If God is everything; where is free will (to choose or reject God, to love God or not?) supposed to come-from?
Thoughtful monist Christians usually acknowledge that their metaphysical assumptions cannot explain free will; but state some version of the assertion that 'free will of Men was created by God by some mystical divine act beyond human comprehension'.
But this inability to explain free will in a monist reality is a problem, given that agency is so vital for Christians. (Not for Muslims perhaps - but for Christians, yes.)
And because monists cannot explain free will, there is a tendency to downplay free will, to ignore it; not to talk about it. Or simply to get confused about it.
At an rate, it is a chromic weakness, and indeed something of an embarrassment, that mainstream Christians are unable to give a clear and coherent explanation of free will in relation to God the creator.
The above are only two of the intractable problems that Christians encounter in being a monist; yet nearly all Christians are monists.

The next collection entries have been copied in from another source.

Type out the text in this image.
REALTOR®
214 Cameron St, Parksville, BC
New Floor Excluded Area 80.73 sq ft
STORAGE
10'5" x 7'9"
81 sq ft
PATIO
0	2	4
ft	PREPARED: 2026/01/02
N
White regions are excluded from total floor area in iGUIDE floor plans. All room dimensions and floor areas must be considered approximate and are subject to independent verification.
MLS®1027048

Intellectual Christians are, indeed, more serious about their monism than about Christianity - more concerned to maintain their monist assumptions than to be able to explain their faith clearly and simply. If any sacrifices need to be made in squaring Christianity with monism - it is Christianity that makes the sacrifices.
(In some times and places, Christianity has seemed to forget or suppress free will; and converged with pure monotheism in engaging in compelled conversion and demanding obedience to the uncomprehended will of a God, who is not 'loving' by any human discernment of love - but rather by definition (i.e. love is God, rather than God is love).)
This has been a problem since very early in the Christian Church, and has remained so.
The strange thing is that it seems likely that all humans begin as pluralists when explaining the world, and the Bible (including the Gospels) makes the easiest 'common sense' when read from a pluralist perspective. Yet nearly-all the Christian denominations and churches insist on monism as an article of faith - sustaining this ancient and intractable problem and confusion.
Mormons are the major exception - since Joseph Smith 'discovered' pluralism as a principle of Christian theology; and it was in Mormon theology, as well as the philosophy of William James, that I discovered explicit pluralism and realized it worked much better than monism in explaining those things that most need to be explained for a Christian.
Or, to put matters more accurately; the problem is monism more obviously than the solution is pluralism!
Monism is an alien philosophy wrongly-applied to Christianity; and, unsurprisingly, therefore it creates all sorts of insoluble difficulties.
However, monism will not be abandoned until there is an alternative; and almost nobody knows that there is indeed an alternative. That is the role of explicit pluralism.
Yet of those who know this alternative, extremely few bother to make the intellectual effort to understand things differently, to think them through; despite that it is so easy to do so - literally child's play!